- Directed by: Marc Gracie
- Written by: Dave O'Neil Mark O'Toole
- Produced by: Marc Gracie David Redman
- Starring: Vince Colosimo Stephen Curry Rose Byrne John Howard Nathan Phillips
- Production company: Macquarie Film Corporation
- Release date: 14 August 2003;
- Running time: 88 minutes
- Country: Australia
- Language: English

= Take Away (film) =

Take Away is a 2003 Australian comedy film, written by Dave O'Neil, who also features as a minor character, and Mark O'Toole. It stars Vince Colosimo, Stephen Curry, Rose Byrne, John Howard and Nathan Phillips. The film starts in 19th century Victoria with the invention of the ever great "Take away".

==Cast==
- Vince Colosimo as Tony Stilano
- Stephen Curry as Trev Spackneys
- Rose Byrne as Sonja Stilano
- John Howard as Burgies CEO
- Nathan Phillips as Dave
- Nicholas Bell as Squire
- Michael Veitch as Barry Burgie
- Brett Swain as Kenny Yallop

==Plot==
Tony Stilano and Trev Spackneys both own, live over and work in adjoining take-away fish and chip shops in Melbourne. Although they have fallen into a habitual rivalry based on a cause long forgotten, the pair unite when the multinational fast-food outlet "Burgies" unveils a new store directly opposite the twin fish and chips shops.
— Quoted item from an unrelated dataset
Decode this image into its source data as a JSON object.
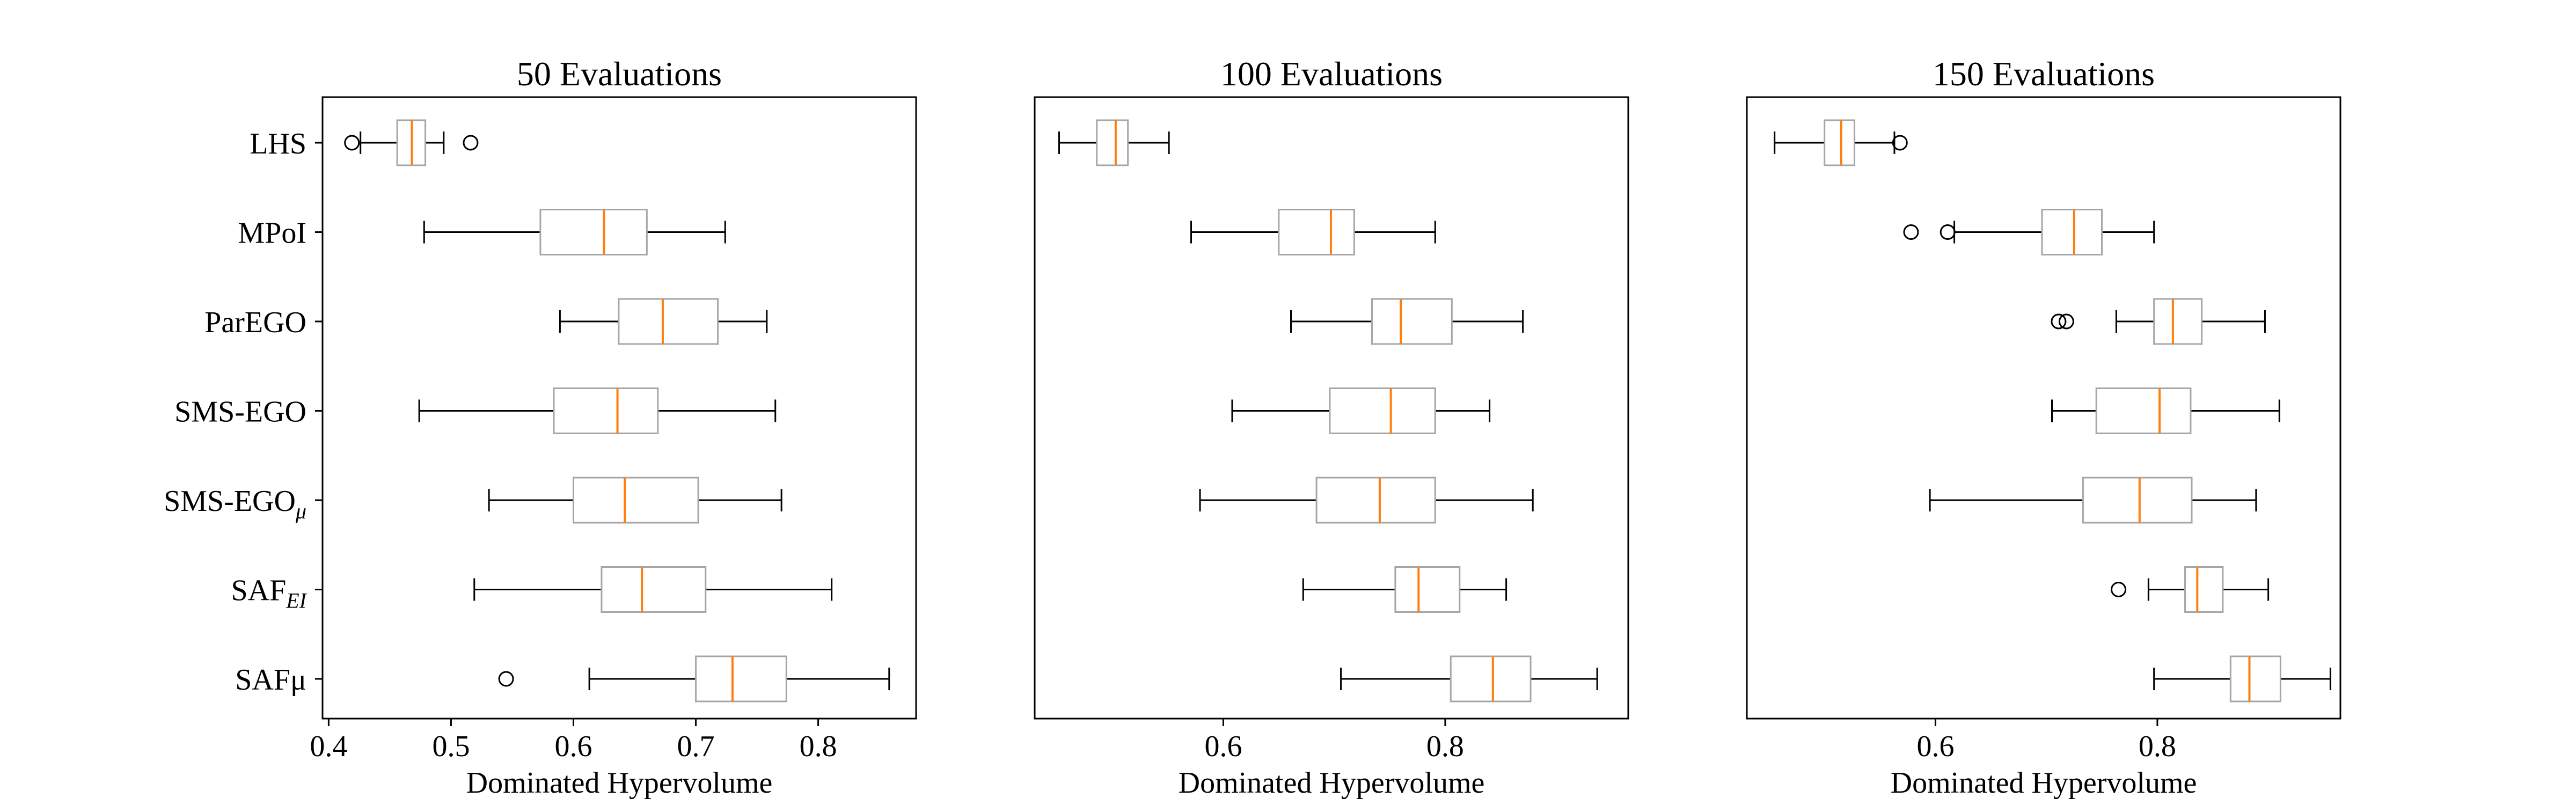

Stilano (portrayed by Vince Colosimo) is an uptight store runner, demanding everything be in order including his drinks and food that are safe to consume – the coldest must always be at the front and preparing the food in a professional way. Spackneys (played by Stephen Curry), however is the opposite. His chips are made of dirty potatoes and he could not care less about health or safety precautions.
Both owners are aided by their two romantically linked apprentices. Sonja Stilano (Tony's cousin, played by Rose Byrne) and Dave (played by Nathan Phillips).

==Filming locations==
The set of the take-away store was constructed opposite the Alphington railway station on Wingrove Street in Alphington, Victoria. Other parts of the movie were also filmed in the upcoming suburb of Northcote, Melbourne, including the old AMF Bowling, and the Northcote YMCA. The set was demolished after filming was complete. The land was since subdivided with new houses built.

==Box office==
Take Away grossed $927,582 at the box office in Australia.